Alright! This was only a comment upon a word that we have read in the chapter The Four Aids where Sri Aurobindo speaks of the shastra of the old on which we have to meditate (p. 49).

“The spiritual knowledge is then gained through meditation on the truths that are taught and it is made living and conscious by their realisation in the personal experience;” When we read this book ? Sri Aurobindo has told us how we should read this book: the truths which are mentioned here you should meditate on them either by strenuous meditation or by contemplation or by the third way of quieting the mind and listening to what is given here and then comes the realisation of the truths.

“… the Yoga proceeds by the results of prescribed methods taught in a Scripture or a tradition and reinforced and illumined by the instructions of the Master. This is a narrower practise…” It is a narrower practice because you are still moving on a beaten track. When you read this book and following it out, it is a safe movement because all this have been realised by the Master and you only repeat in your own personal experience what has been realised by the Master. Afterwards you can make an adventure, a larger process. What is not given in shastra even that you can develop. When you read The Mother’s Agenda she says: “Sri Aurobindo did not tells us the secret” -- although he has written all this. But Mother says: “Sri Aurobindo left without telling us his secret.” Therefore there is nothing to meditate upon. There was an adventure. She says: “I am walking blindfolded.” And She built a new path. So The Mother’s Agenda is another vedic shastra. What is not given by Sri Aurobindo was given then by the Mother. That is why this book is to be followed by The Mother’s Agenda. Mother herself has said: “The Agenda is the continuation of The Synthesis of Yoga.” So much of the path has been trodden for us and made easy for us, that we too can tread it.

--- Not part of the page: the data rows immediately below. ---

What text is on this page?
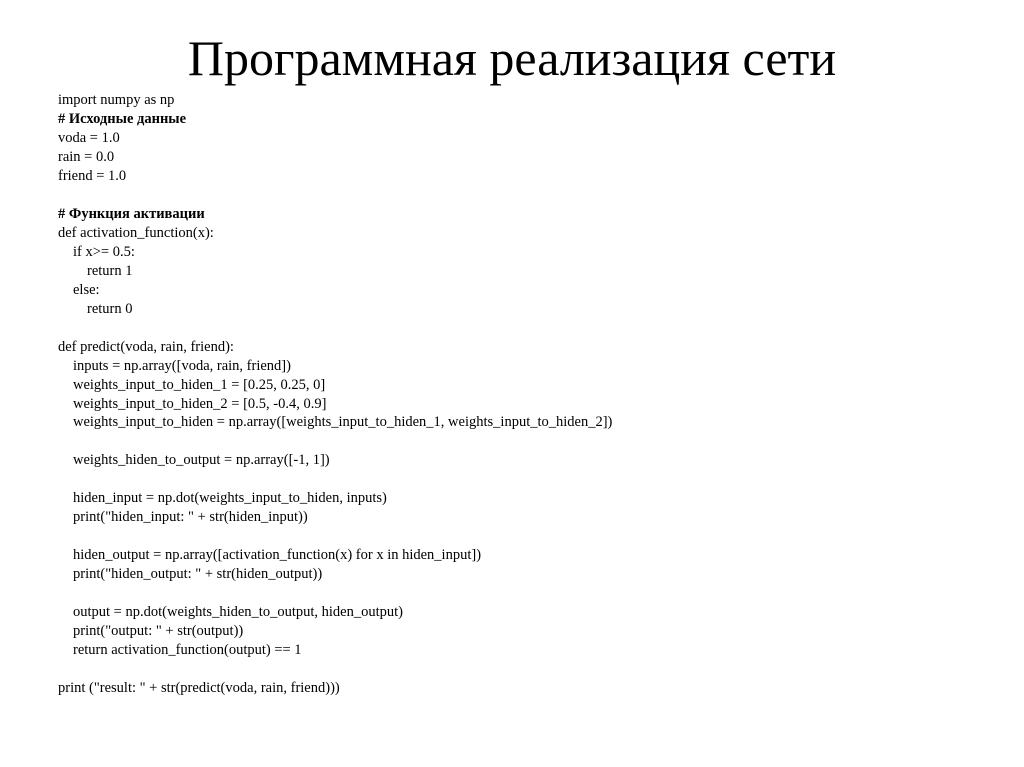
Программная реализация сети
import numpy as np
# Исходные данные
voda = 1.0
rain = 0.0
friend = 1.0
# Функция активации
def activation_function(x):
if x>= 0.5:
return 1
else:
return 0
def predict(voda, rain, friend):
inputs = np.array([voda, rain, friend])
weights_input_to_hiden_1 = [0.25, 0.25, 0]
weights_input_to_hiden_2 = [0.5, -0.4, 0.9]
weights_input_to_hiden = np.array([weights_input_to_hiden_1, weights_input_to_hiden_2])
weights_hiden_to_output = np.array([-1, 1])
hiden_input = np.dot(weights_input_to_hiden, inputs)
print("hiden_input: " + str(hiden_input))
hiden_output = np.array([activation_function(x) for x in hiden_input])
print("hiden_output: " + str(hiden_output))
output = np.dot(weights_hiden_to_output, hiden_output)
print("output: " + str(output))
return activation_function(output) == 1
print ("result: " + str(predict(voda, rain, friend)))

Now Sri Aurobindo makes a very important comment: “For the sadhaka of the integral Yoga it is necessary to remember that no written Shastra, however great its authority or however large its spirit, can be more than a partial expression of the eternal Knowledge.” This applies even to this book, even to The Mother’s Agenda. That is why there is no religion possible, there is no final stop, it is an open book in which new chapters have to be added because there is no end to the eternal knowledge. “For the sadhaka of the integral Yoga it is necessary to remember that no written Shastra, however great its authority or however large its spirit, can be more than a partial expression of the eternal Knowledge. He will use, but never bind himself even by the greatest Scripture. Where the Scripture is profound, wide, catholic, it may exercise upon him an influence for the highest good and of incalculable importance. It may be associated in his experience with his awakening to crowning verities and his realisation of the highest experiences. His Yoga may be governed for a long time by one Scripture or by several successively, — if it is in the line of the great Hindu tradition, by the Gita, for example, the Upanishads, the Veda. Or it may be a good part of his development to include in its material a richly varied experience of the truths of many Scriptures and make the future opulent with all that is best in the past. But in the end he must take his station, or better still, if he can, always and from the beginning he must live in his own soul beyond the limitations of the word that he uses. The Gita itself thus declares that the Yogin in his progress must pass beyond the written Truth, — sabda brahma ativartate — beyond all that he has heard and all that he has yet to hear, — shotavasya srutasya ca. For he is not the sadhaka of a book or of many books; he is a sadhaka of the Infinite.” He is no prisoner of any word.

We should remember this last line: “For he is not the sadhaka of a book or of many books; he is a sadhaka of the Infinite.”